Centre for Implementation Science, Health Service and Population Research Department, Institute of Psychiatry, Psychology and Neuroscience, King's College London, 16 De Crespigny Park, London, SE5 8AF, UK.
Centre for Behavioural and Implementation Science Interventions, Yong Loo Lin School of Medicine, National University of Singapore, Singapore, Singapore.
BMC Health Serv Res. 2024 Sep 11;24(1):1053. doi: 10.1186/s12913-024-11473-3.
Having traditionally received limited attention in empirical research and safety improvement agendas, issues of patient safety in mental healthcare increasingly feature in healthcare quality improvement discourses. Dominant approaches to safety stem from narrow clinical risk management perspectives, yet existing evidence points to the limitations of this characterisation. Although mental healthcare is increasingly delivered in community-based settings, narratives of safety pertain primarily to hospital-based mental healthcare. Therefore, through exploratory qualitative interviews and one focus group, we aimed to examine how service users, carers, and healthcare providers conceptualise 'patient safety' in community-based mental healthcare.

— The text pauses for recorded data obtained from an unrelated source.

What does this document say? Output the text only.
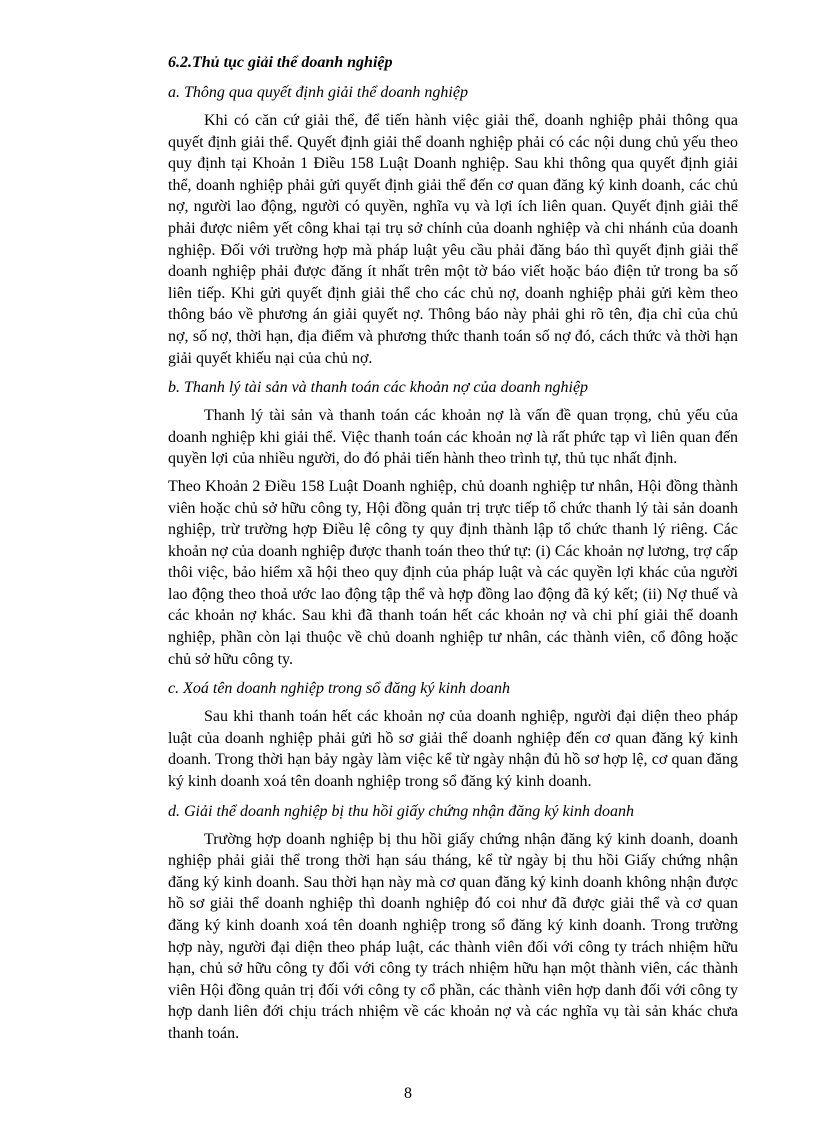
6.2.Thủ tục giải thể doanh nghiệp
a. Thông qua quyết định giải thể doanh nghiệp

Khi có căn cứ giải thể, để tiến hành việc giải thể, doanh nghiệp phải thông qua quyết định giải thể. Quyết định giải thể doanh nghiệp phải có các nội dung chủ yếu theo quy định tại Khoản 1 Điều 158 Luật Doanh nghiệp. Sau khi thông qua quyết định giải thể, doanh nghiệp phải gửi quyết định giải thể đến cơ quan đăng ký kinh doanh, các chủ nợ, người lao động, người có quyền, nghĩa vụ và lợi ích liên quan. Quyết định giải thể phải được niêm yết công khai tại trụ sở chính của doanh nghiệp và chi nhánh của doanh nghiệp. Đối với trường hợp mà pháp luật yêu cầu phải đăng báo thì quyết định giải thể doanh nghiệp phải được đăng ít nhất trên một tờ báo viết hoặc báo điện tử trong ba số liên tiếp. Khi gửi quyết định giải thể cho các chủ nợ, doanh nghiệp phải gửi kèm theo thông báo về phương án giải quyết nợ. Thông báo này phải ghi rõ tên, địa chỉ của chủ nợ, số nợ, thời hạn, địa điểm và phương thức thanh toán số nợ đó, cách thức và thời hạn giải quyết khiếu nại của chủ nợ.

b. Thanh lý tài sản và thanh toán các khoản nợ của doanh nghiệp

Thanh lý tài sản và thanh toán các khoản nợ là vấn đề quan trọng, chủ yếu của doanh nghiệp khi giải thể. Việc thanh toán các khoản nợ là rất phức tạp vì liên quan đến quyền lợi của nhiều người, do đó phải tiến hành theo trình tự, thủ tục nhất định.

Theo Khoản 2 Điều 158 Luật Doanh nghiệp, chủ doanh nghiệp tư nhân, Hội đồng thành viên hoặc chủ sở hữu công ty, Hội đồng quản trị trực tiếp tổ chức thanh lý tài sản doanh nghiệp, trừ trường hợp Điều lệ công ty quy định thành lập tổ chức thanh lý riêng. Các khoản nợ của doanh nghiệp được thanh toán theo thứ tự: (i) Các khoản nợ lương, trợ cấp thôi việc, bảo hiểm xã hội theo quy định của pháp luật và các quyền lợi khác của người lao động theo thoả ước lao động tập thể và hợp đồng lao động đã ký kết; (ii) Nợ thuế và các khoản nợ khác. Sau khi đã thanh toán hết các khoản nợ và chi phí giải thể doanh nghiệp, phần còn lại thuộc về chủ doanh nghiệp tư nhân, các thành viên, cổ đông hoặc chủ sở hữu công ty.

c. Xoá tên doanh nghiệp trong sổ đăng ký kinh doanh

Sau khi thanh toán hết các khoản nợ của doanh nghiệp, người đại diện theo pháp luật của doanh nghiệp phải gửi hồ sơ giải thể doanh nghiệp đến cơ quan đăng ký kinh doanh. Trong thời hạn bảy ngày làm việc kể từ ngày nhận đủ hồ sơ hợp lệ, cơ quan đăng ký kinh doanh xoá tên doanh nghiệp trong sổ đăng ký kinh doanh.

d. Giải thể doanh nghiệp bị thu hồi giấy chứng nhận đăng ký kinh doanh

Trường hợp doanh nghiệp bị thu hồi giấy chứng nhận đăng ký kinh doanh, doanh nghiệp phải giải thể trong thời hạn sáu tháng, kể từ ngày bị thu hồi Giấy chứng nhận đăng ký kinh doanh. Sau thời hạn này mà cơ quan đăng ký kinh doanh không nhận được hồ sơ giải thể doanh nghiệp thì doanh nghiệp đó coi như đã được giải thể và cơ quan đăng ký kinh doanh xoá tên doanh nghiệp trong sổ đăng ký kinh doanh. Trong trường hợp này, người đại diện theo pháp luật, các thành viên đối với công ty trách nhiệm hữu hạn, chủ sở hữu công ty đối với công ty trách nhiệm hữu hạn một thành viên, các thành viên Hội đồng quản trị đối với công ty cổ phần, các thành viên hợp danh đối với công ty hợp danh liên đới chịu trách nhiệm về các khoản nợ và các nghĩa vụ tài sản khác chưa thanh toán.

8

Semi-structured interviews and a single focus group were conducted with users of UK community-based mental healthcare provision for adults (n = 13), their carers (n = 12), and providers (n = 18), who were diverse in characteristics and experiences. Study data were analysed in accordance with a reflexive approach to thematic analysis.
Four key themes were developed, reflecting contrasting conceptualisations of safety in this care context, where participant thinking evolved throughout discussions. 'Systemic inertia: threats to safety' characterises the entrenched, systemic challenges which rendered participants powerless to advocate for or deliver safe care. 'Managing the risks service users present' equates 'safe care' to the mitigation of risks service users may pose to themselves or others when unwell, or risks from those around them. 'More than responding to risks: everyone plays a role in creating safety' recognises providers' agency in causing or proactively preventing patient harm. Finally, 'The goals of 'safety': our destination is not yet in sight' positions safety as a work in progress, calling for ambitious safety agendas, giving primacy to goals which meaningfully improve service users' lives.
Our findings have implications for the understanding and improvement of patient safety in community-based mental healthcare settings, where improvement objectives should transcend beyond management of risks and preventing deterioration to address patient and carer-centred concerns, including practices that make people feel unsafe.
在经验研究和安全改进议程中,精神保健中的患者安全问题一直受到关注,但在医疗保健质量改进话语中,这一问题越来越受到关注。主导的安全方法源于狭隘的临床风险管理视角,但现有证据表明这种描述存在局限性。尽管精神保健越来越多地在社区环境中提供,但安全叙述主要与基于医院的精神保健有关。因此,通过探索性的定性访谈和一个焦点小组,我们旨在研究服务使用者、照顾者和医疗保健提供者如何在社区为基础的精神保健中概念化“患者安全”。
对英国成人社区精神保健服务的使用者(n=13)、照顾者(n=12)和提供者(n=18)进行了半结构式访谈和一个焦点小组访谈,他们在特征和经验上各不相同。研究数据按照主题分析的反思方法进行分析。
形成了四个关键主题,反映了参与者在这种护理环境中对安全的不同概念化,参与者的思维在讨论过程中不断发展。“系统惰性:安全威胁”描述了根深蒂固的系统性挑战,这些挑战使参与者无法为提供安全护理而进行辩护或采取行动。“管理服务使用者所带来的风险”将“安全护理”等同于减轻服务使用者在患病时可能对自己或他人构成的风险,或减轻他们周围人的风险。“不仅仅是应对风险:每个人都在创造安全方面发挥作用”承认提供者在造成或主动预防患者伤害方面的代理权。最后,“安全的目标:我们的目标还没有实现”将安全定位为一个正在进行的工作,呼吁制定雄心勃勃的安全议程,优先考虑那些能切实改善服务使用者生活的目标。
我们的研究结果对理解和改善社区为基础的精神保健环境中的患者安全具有重要意义,在这些环境中,改进目标应超越风险管理和防止恶化,以解决以患者和照顾者为中心的问题,包括那些让人感到不安全的做法。